Interpretable Gradient Boosting - Real Estate House Price Prediction#
Ask a home buyer to describe their dream house, and they probably won’t begin with the height of the basement ceiling or the proximity to an east-west railroad. But this playground competition’s dataset proves that much more influences price negotiations than the number of bedrooms or a white-picket fence. With 79 explanatory variables describing (almost) every aspect of residential homes in Ames, Iowa, this competition challenges you to predict the final price of each home.
Milestone 1: (Week 1, 10 points)#
Set up a development environment in your laptop. Learn the basics of docker by watching the following video:
If you are on Windows you will need to follow these instructions and install Docker Desktop and WSL2.
Independent of your OS, you may want to use VS Code IDE if you have no IDE experience before.
Submit the github repository URL with a branch titled ‘milestone-1’ with the README.md file containing the installation instructions you followed and a screenshot of your docker container terminal prompt.
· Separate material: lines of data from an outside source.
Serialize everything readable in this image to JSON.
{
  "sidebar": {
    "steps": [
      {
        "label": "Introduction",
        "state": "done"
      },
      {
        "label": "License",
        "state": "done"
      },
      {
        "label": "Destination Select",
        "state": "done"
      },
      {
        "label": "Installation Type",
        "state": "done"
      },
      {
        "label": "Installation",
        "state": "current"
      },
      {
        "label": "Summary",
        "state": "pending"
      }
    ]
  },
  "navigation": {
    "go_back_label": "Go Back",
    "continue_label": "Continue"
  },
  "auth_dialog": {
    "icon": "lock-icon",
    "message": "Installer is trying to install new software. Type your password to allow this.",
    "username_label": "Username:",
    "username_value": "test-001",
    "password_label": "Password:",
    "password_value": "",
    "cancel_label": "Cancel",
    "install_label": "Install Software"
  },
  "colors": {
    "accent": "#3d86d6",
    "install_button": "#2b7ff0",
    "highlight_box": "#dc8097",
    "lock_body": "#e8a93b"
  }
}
Add as collaborator the TA.
Milestone 2: (Week 3, 40 points)#
Download the dataset from here
Read the excellent summary on SHAP that Google engineers have put together. Watch the video and read the blog posts here to understand the problem and its solution provided by Tree SHAP. The blog post discusses the XGBoost implementation of gradient boosting but the concept is the same.
Perform the SHAP interpretation of the house price prediction model of your choice. At a minimum you should produce graphs that show the SHAP values for the features and the SHAP interaction values for these features.
Milestone 3: (Week 4, 30 points)#
Merge the earlier branch into the main branch and create a new branch titled ‘milestone-3. Do not delete the milestone-2 branch.
Repeat the analysis in Milestone 2 but this time use this or this guide to tune with Optuna the hyperparameters of the LightGBM model.
You need to creating a streamlit app for the house price prediction problem. Streamlit is a python library that allows you to create web apps with minimal coding and deploy them in the cloud. Deploy the streamlit app in HuggingFace streamlit spaces after you create a free account. The app must resemble this UI (please avoid the shown gif image) and in addition it must show a SHAP summary plot and a SHAP interaction plot.
Submit the github repository URL with a branch titled ‘milestone-3’ with the README.md file containing the link to the deployed HF space where the Milestone 2 calculation and the optimized app calculation price prediction can both be seen.
Milestone 4: Documentation and Video Production (Week 5, 20 points)#
Merge the earlier branch into the main branch and create a new branch titled ‘milestone-4’. Do not delete the milestone-3 branch.
Document extensively both the code as well as the results (10 points).
Use google sites to create a landing page for your app (5 points)
Create a video that will demonstrate the app. The video should be no longer than 5 minutes and should be either uploaded to your youtube channel or inlcuded in the github repository as an mp4 (5 points).